Despite an agreement being reached in 2010 to allow non-lawyers to take minority stakes in law firms, ABSs still do not exist north of the Border. While Ms Jack noted that the profession has in many respects moved on from the ABS debate, she said the need for all-encompassing legislative change is as pressing as ever.

“There’s more open-mindedness in Scotland now - the kickback is not really there any more,” she said. “I think that people look at the fact that England and Wales have had ABSs for five years and see that the sky hasn’t fallen in.”

However, she noted that instead of firms looking to use different models to take their businesses forward, many have opted for cross-border mergers instead. HBJ Gateley, which has agreed a deal with English firm Addleshaw Goddard, is the latest in a line that has seen Simpson & Marwick become part of Clyde & Co, Biggart Baillie be swallowed up by DWF, and Dundas & Wilson be subsumed into London-headquartered CMS, which itself is on the cusp of merging with fellow City firms Olswang and Nabarro.

While Ms Jack noted that this is a reflection of the fact that “marketplaces don’t wait for people”, she added that such activity has highlighted further “loops of inefficiency” that need to be taken out of the way the profession is regulated.
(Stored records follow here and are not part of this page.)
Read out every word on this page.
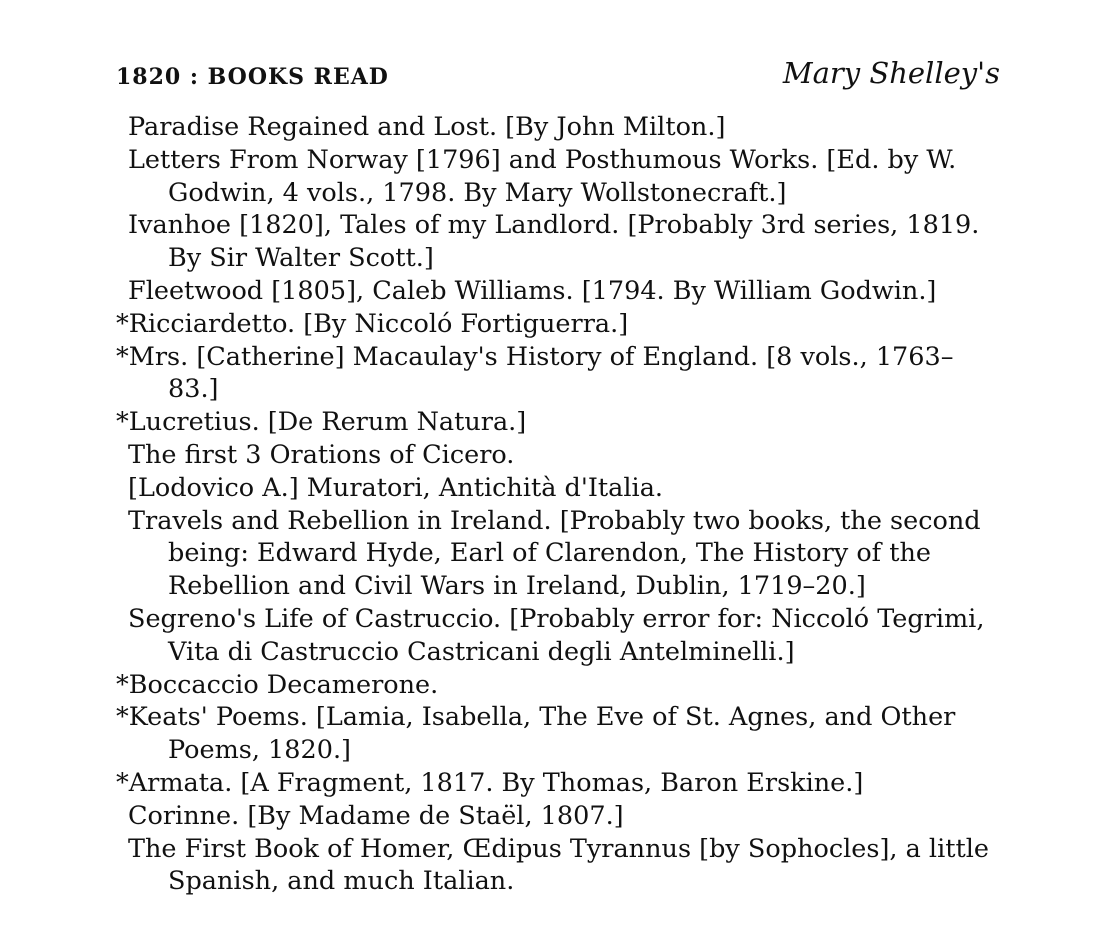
1820 : BOOKS READ	Mary Shelley's

Paradise Regained and Lost. [By John Milton.]

Letters From Norway [1796] and Posthumous Works. [Ed. by W. Godwin, 4 vols., 1798. By Mary Wollstonecraft.]

Ivanhoe [1820], Tales of my Landlord. [Probably 3rd series, 1819. By Sir Walter Scott.]

Fleetwood [1805], Caleb Williams. [1794. By William Godwin.]

*Ricciardetto. [By Niccoló Fortiguerra.]

*Mrs. [Catherine] Macaulay's History of England. [8 vols., 1763–83.]

*Lucretius. [De Rerum Natura.]

The first 3 Orations of Cicero.

[Lodovico A.] Muratori, Antichità d'Italia.

Travels and Rebellion in Ireland. [Probably two books, the second being: Edward Hyde, Earl of Clarendon, The History of the Rebellion and Civil Wars in Ireland, Dublin, 1719–20.]

Segreno's Life of Castruccio. [Probably error for: Niccoló Tegrimi, Vita di Castruccio Castricani degli Antelminelli.]

*Boccaccio Decamerone.

*Keats' Poems. [Lamia, Isabella, The Eve of St. Agnes, and Other Poems, 1820.]

*Armata. [A Fragment, 1817. By Thomas, Baron Erskine.]

Corinne. [By Madame de Staël, 1807.]

The First Book of Homer, Œdipus Tyrannus [by Sophocles], a little Spanish, and much Italian.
“Cross-border practice is difficult because firms can’t choose to be regulated by either the Law Society of Scotland or the Solicitors Regulation Authority [in England and Wales] – they have to deal with both,” she said.

“Is there a way to deal with law firms when they expand beyond their own borders? We need to be aware of the way practice is going in the UK and globally.”

Related to this is the rise of roles such as paralegal and legal analyst, which have been professionalised in other countries but not in Scotland because there is no regulatory oversight of them here.

“Do we only want to hold solicitors to account or everyone else [earning fees in a firm] too?,” Ms Jack asked. “Ontario has done that very successfully. They have as many paralegals as solicitors and the paralegals have started to do some court work – that could solve some legal aid issues here.

“Washington State has a group called limited license legal technicians, who are like paralegals. That law society’s regulatory power comes from state courts so they have teeth around that and the technicians can appear in court.”

As regulatory oversight would potentially allow paralegals or legal technicians to provide lower-cost advice than qualified solicitors, the move could make legal services more accessible to a wider cross-section of the public too.